AstraZeneca, Merck's Lynparza gets US FDA approval to treat pancreatic cancer

AstraZeneca and MSD Inc, announced that Lynparza (olaparib) has been approved in the US for the maintenance treatment of adult patients with deleterious or suspected deleterious germline BRCA-mutated (gBRCAm) metastatic pancreatic adenocarcinoma (pancreatic cancer) whose disease has not progressed on at least 16 weeks of a 1st-line platinum-based chemotherapy regimen. Patients will be selected for therapy based on an FDA-approved companion diagnostic for Lynparza.

The approval follows the recommendation from the US FDA Oncologic Drugs Advisory Committee (ODAC) on 17 December for Lynparza in this indication, and was based on results from the pivotal phase III POLO trial published in The New England Journal of Medicine and presented at the 2019 American Society of Clinical Oncology Annual Meeting.

Results showed a statistically significant and clinically meaningful improvement in progression-free survival, where Lynparza nearly doubled the time patients with gBRCAm metastatic pancreatic cancer lived without disease progression or death to a median of 7.4 months vs. 3.8 months on placebo. The safety and tolerability profile of Lynparza in the POLO trial was in line with that observed in prior clinical trials.

Dave Fredrickson, executive vice president, Oncology Business Unit, said, “Patients with advanced pancreatic cancer historically have faced poor outcomes due to the aggressive nature of the disease and limited treatment advances over the last few decades. Lynparza is now the only approved targeted medicine in biomarker-selected patients with advanced pancreatic cancer.”

Roy Baynes, senior vice president and head of Global Clinical Development, chief medical officer, MSD Research Laboratories, said, “Lynparza embodies MSD’s and AstraZeneca’s commitment to advance the treatment of challenging types of cancer, including metastatic pancreatic cancer.

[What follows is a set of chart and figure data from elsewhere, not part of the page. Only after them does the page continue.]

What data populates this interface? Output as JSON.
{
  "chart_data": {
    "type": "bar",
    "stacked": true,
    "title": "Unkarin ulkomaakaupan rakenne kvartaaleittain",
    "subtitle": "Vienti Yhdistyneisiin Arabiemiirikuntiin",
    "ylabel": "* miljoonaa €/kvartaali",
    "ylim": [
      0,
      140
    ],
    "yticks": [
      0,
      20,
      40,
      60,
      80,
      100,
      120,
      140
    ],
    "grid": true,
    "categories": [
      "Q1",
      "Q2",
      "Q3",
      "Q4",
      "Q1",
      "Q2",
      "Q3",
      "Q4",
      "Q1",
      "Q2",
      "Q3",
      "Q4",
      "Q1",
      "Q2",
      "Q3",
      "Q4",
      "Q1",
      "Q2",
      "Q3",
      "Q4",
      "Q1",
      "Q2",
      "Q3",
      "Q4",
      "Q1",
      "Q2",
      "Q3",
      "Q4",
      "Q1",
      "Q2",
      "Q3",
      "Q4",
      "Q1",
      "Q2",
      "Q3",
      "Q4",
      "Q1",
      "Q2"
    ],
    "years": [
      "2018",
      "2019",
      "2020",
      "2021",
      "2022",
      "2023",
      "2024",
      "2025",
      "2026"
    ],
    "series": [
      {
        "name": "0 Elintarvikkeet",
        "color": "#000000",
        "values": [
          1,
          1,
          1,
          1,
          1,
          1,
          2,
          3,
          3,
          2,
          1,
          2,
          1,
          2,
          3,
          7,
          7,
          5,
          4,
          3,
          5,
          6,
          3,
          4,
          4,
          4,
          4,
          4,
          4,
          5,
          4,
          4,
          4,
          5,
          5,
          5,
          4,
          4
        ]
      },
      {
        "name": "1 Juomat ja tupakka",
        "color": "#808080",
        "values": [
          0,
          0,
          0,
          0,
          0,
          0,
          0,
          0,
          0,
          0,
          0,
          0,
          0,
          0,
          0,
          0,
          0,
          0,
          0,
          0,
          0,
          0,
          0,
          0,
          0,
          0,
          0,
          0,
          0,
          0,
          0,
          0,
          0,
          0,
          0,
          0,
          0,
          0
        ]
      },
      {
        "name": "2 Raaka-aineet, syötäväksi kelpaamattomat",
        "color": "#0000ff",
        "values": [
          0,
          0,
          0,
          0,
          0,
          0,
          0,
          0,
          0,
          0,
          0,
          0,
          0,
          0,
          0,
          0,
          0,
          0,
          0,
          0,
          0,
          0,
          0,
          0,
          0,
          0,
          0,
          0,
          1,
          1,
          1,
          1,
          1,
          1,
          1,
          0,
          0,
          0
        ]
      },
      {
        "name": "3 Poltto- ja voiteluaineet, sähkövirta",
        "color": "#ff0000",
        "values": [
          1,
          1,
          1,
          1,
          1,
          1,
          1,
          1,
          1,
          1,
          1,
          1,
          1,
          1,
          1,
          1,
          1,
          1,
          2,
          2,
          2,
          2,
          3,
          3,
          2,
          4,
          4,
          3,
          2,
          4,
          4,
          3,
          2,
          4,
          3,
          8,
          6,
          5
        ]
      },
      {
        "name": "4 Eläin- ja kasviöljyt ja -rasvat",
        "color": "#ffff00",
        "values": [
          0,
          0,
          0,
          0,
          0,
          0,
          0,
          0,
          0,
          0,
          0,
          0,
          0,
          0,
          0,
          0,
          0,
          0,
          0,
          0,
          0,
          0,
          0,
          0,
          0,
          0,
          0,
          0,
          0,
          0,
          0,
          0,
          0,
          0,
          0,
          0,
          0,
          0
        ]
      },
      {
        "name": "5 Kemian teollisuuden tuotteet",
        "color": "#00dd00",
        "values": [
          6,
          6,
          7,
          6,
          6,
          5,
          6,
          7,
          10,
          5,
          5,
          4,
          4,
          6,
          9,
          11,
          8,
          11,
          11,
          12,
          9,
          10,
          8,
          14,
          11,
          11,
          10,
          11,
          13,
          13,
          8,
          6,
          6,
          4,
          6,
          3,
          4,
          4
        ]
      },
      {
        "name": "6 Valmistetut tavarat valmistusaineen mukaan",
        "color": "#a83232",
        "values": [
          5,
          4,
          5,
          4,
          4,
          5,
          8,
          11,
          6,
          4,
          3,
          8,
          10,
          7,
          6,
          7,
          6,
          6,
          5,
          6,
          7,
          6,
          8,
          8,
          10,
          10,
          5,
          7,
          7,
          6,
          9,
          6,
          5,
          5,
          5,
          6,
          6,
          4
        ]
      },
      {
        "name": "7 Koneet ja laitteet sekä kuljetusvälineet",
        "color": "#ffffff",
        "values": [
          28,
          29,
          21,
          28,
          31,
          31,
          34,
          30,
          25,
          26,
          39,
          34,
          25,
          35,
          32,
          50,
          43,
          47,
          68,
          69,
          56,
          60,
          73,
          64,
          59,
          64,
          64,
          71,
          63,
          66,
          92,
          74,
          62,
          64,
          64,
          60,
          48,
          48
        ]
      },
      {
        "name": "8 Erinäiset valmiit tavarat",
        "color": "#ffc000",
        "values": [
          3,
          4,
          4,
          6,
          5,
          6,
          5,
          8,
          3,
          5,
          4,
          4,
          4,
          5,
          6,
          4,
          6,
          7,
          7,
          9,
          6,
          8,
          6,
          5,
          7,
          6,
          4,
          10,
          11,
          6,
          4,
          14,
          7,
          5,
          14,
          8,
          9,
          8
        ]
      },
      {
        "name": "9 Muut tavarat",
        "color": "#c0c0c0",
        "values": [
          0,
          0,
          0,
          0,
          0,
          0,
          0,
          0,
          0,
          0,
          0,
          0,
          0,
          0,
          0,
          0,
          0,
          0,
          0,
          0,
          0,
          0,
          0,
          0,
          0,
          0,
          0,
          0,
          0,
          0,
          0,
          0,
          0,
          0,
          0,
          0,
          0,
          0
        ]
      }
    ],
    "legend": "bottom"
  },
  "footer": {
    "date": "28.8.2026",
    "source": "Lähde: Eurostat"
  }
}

The expanded approval of Lynparza represents a significant milestone for patients and supports the value of germline BRCA testing in patients with this disease.”

Hedy L. Kindler, co-principal investigator of the POLO trial and Professor of Medicine, University of Chicago Medicine, said, “Today’s approval of olaparib based on the POLO results gives clinicians an important 1st-line maintenance treatment option which nearly doubled the progression-free survival benefit in patients with germline BRCA-mutated metastatic pancreatic cancer.”

Julie Fleshman, president and CEO, Pancreatic Cancer Action Network, said, “Metastatic pancreatic cancer patients have been waiting a long time for new therapy options for their devastating disease. Today’s approval of Lynparza provides an exciting new treatment option for patients with germline BRCA-mutated metastatic pancreatic cancer.”

The Pancreatic Cancer Action Network (PanCAN) is a US-based organisation that supports and advocates on behalf of the patients, caregivers and communities affected by pancreatic cancer.